Verify the production deployment by making a few test calls from the SettleGrid dashboard's built-in tool tester. Check that calls succeed, latency is acceptable (<500ms p95 for most tools), and billing events appear in the Metering tab. Make one call with intentionally invalid input to verify that your error handling works and that failed calls are not billed.
Publish your tool to the marketplace by running npx settlegrid publish --live. Your listing will appear in the explore page, category pages, search results, and the Discovery API within minutes. Monitor the dashboard closely for the first 24 hours — watch for error rate spikes, latency regressions, or unexpected billing patterns. Set up PagerDuty or Slack alerts for critical metrics so you can respond quickly to production issues.

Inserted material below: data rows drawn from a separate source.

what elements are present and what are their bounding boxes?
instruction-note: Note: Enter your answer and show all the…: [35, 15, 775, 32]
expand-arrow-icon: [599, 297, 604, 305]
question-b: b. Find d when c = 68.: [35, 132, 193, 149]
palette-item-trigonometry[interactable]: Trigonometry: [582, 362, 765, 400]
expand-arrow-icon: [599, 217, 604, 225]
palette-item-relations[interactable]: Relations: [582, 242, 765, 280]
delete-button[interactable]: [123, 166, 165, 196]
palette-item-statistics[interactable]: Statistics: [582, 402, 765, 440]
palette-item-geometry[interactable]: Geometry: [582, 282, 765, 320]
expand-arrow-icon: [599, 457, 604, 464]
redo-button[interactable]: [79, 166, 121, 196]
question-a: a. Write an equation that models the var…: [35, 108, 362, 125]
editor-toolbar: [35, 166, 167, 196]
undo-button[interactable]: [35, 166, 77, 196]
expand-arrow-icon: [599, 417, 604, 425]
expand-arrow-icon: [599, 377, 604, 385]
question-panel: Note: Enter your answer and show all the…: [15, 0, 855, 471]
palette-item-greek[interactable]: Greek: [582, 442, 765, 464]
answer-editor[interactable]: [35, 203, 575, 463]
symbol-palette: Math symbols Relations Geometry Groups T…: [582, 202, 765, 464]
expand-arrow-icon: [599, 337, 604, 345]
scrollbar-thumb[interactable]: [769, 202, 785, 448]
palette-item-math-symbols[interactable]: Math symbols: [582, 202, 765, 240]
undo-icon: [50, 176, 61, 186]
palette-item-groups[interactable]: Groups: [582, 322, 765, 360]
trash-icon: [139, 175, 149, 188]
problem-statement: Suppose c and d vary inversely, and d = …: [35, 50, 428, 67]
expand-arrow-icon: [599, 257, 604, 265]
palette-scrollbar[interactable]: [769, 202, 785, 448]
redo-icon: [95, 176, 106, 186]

Set Up Monitoring and Alerts
Production MCP servers need observability. The SettleGrid SDK exports OpenTelemetry spans for every tool call, so you can send traces to your preferred observability platform (Datadog, Grafana, Honeycomb, or any OTLP-compatible backend). The templates include a tracing.ts file that configures the OTLP exporter — just set the OTEL_EXPORTER_OTLP_ENDPOINT environment variable.
Configure alerts for three critical metrics: error rate (alert if >5% of calls fail), latency (alert if p95 exceeds 2 seconds), and revenue (alert if daily revenue drops more than 50% from the 7-day average). The SettleGrid dashboard supports webhook notifications that you can route to Slack, PagerDuty, or email.
Review your server logs weekly. Look for patterns: are certain input formats causing errors? Are specific AI agents making an unusually high number of calls? Is your upstream API returning rate limit errors during peak hours? Use these insights to improve your handler, adjust rate limits, and optimize your infrastructure for the actual usage patterns you observe.